Design principles are a small set of clear, shared criteria that guide every design decision a team makes, from major strategic choices down to small typographic details. They translate a project's values, user insights, and strategic intent into actionable design guidance. When well-crafted, design principles prevent inconsistency, resolve conflicts between competing options, and give every team member a shared framework for evaluating whether any given decision is heading in the right direction.

What It Is

Design principles are short, memorable statements, typically four to eight per project, that describe the qualities a design should embody. They are not generic platitudes like 'be simple' or 'be user-friendly,' which could apply to any product.
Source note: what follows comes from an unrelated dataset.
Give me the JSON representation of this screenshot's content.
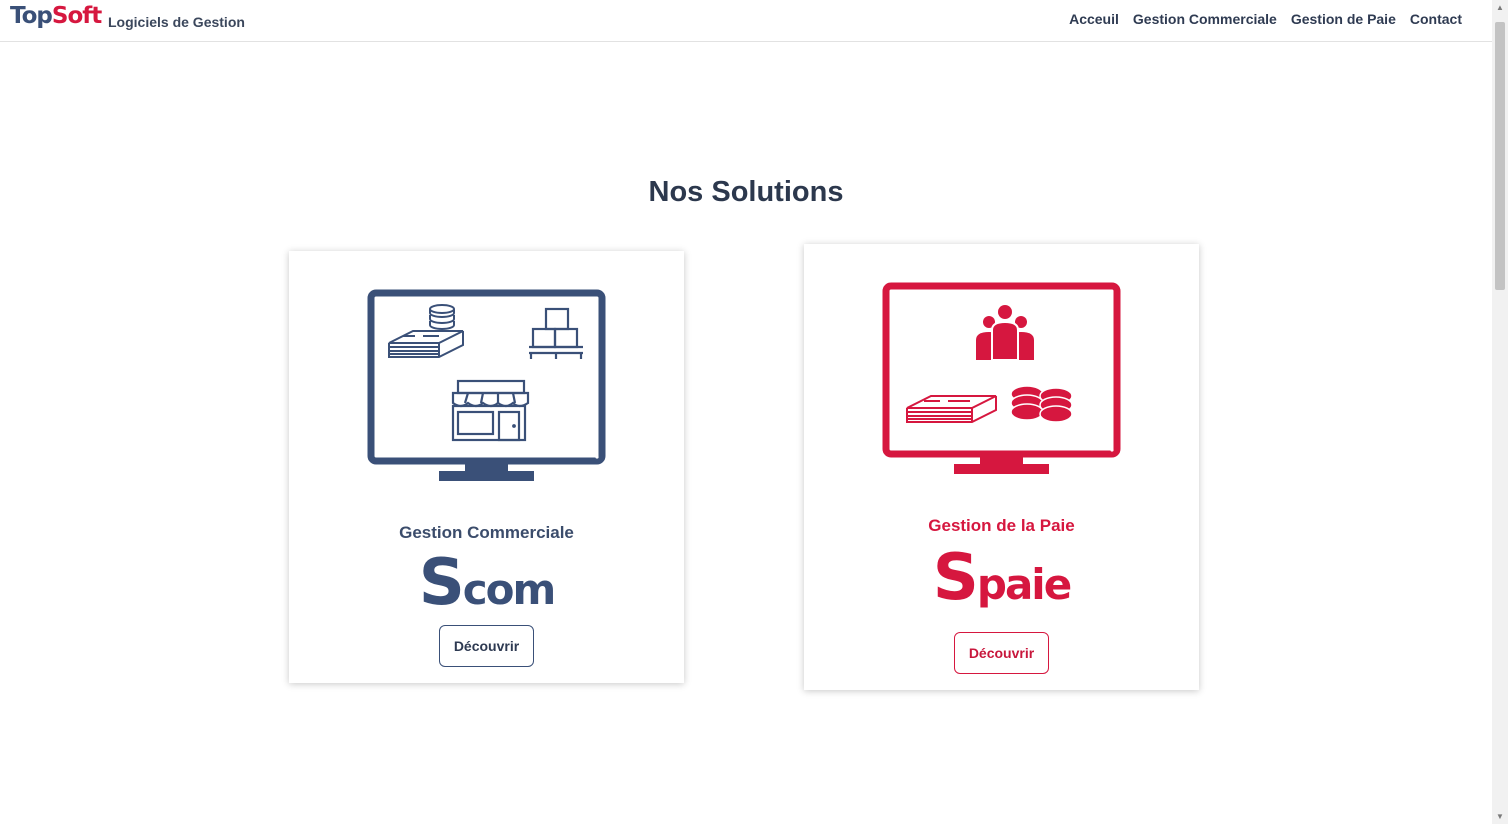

Effective design principles are specific to the project's context and genuinely help teams choose between competing options. A good design principle has a clear implication: it tells you not just what to value but what to prioritise when values conflict. Examples from well-known products include Apple's 'focus,' Airbnb's 'be a host, not a hotel,' and GOV.UK's 'do the hard work to make it simple.'

How to Run It

Derive design principles from research insights, brand values, and strategic intent rather than generating them from scratch in a workshop. Run a collaborative workshop with the design team and key stakeholders to draft candidate principles. Write each principle in plain, active language. Test each candidate against a set of real design decisions the team faces: does this principle help us make the decision? If not, it is either too vague or not addressing a real design challenge. Select the four to eight strongest principles and refine them for clarity and memorability.

When to Use It

Design principles are most useful at the start of a design phase, after research has been synthesised, to provide a design foundation that all team members share. They are particularly valuable for large teams, long projects, and projects involving multiple agencies or freelancers who need to work consistently without being briefed on every detail. Revisit them at the start of each new project phase to check whether they still reflect the team's understanding of the challenge.

Tips for Success

Test your principles by trying to argue the opposite. If the opposite of your principle sounds obviously wrong, the principle is probably too generic to be useful. For example, 'be clear' is a weak principle because no designer would argue for 'be confusing.' A stronger version might be 'say one thing at a time,' which has a real implication for layout decisions. Make principles visible throughout the project: print them on the studio wall, add them to design files, and reference them explicitly in design critiques.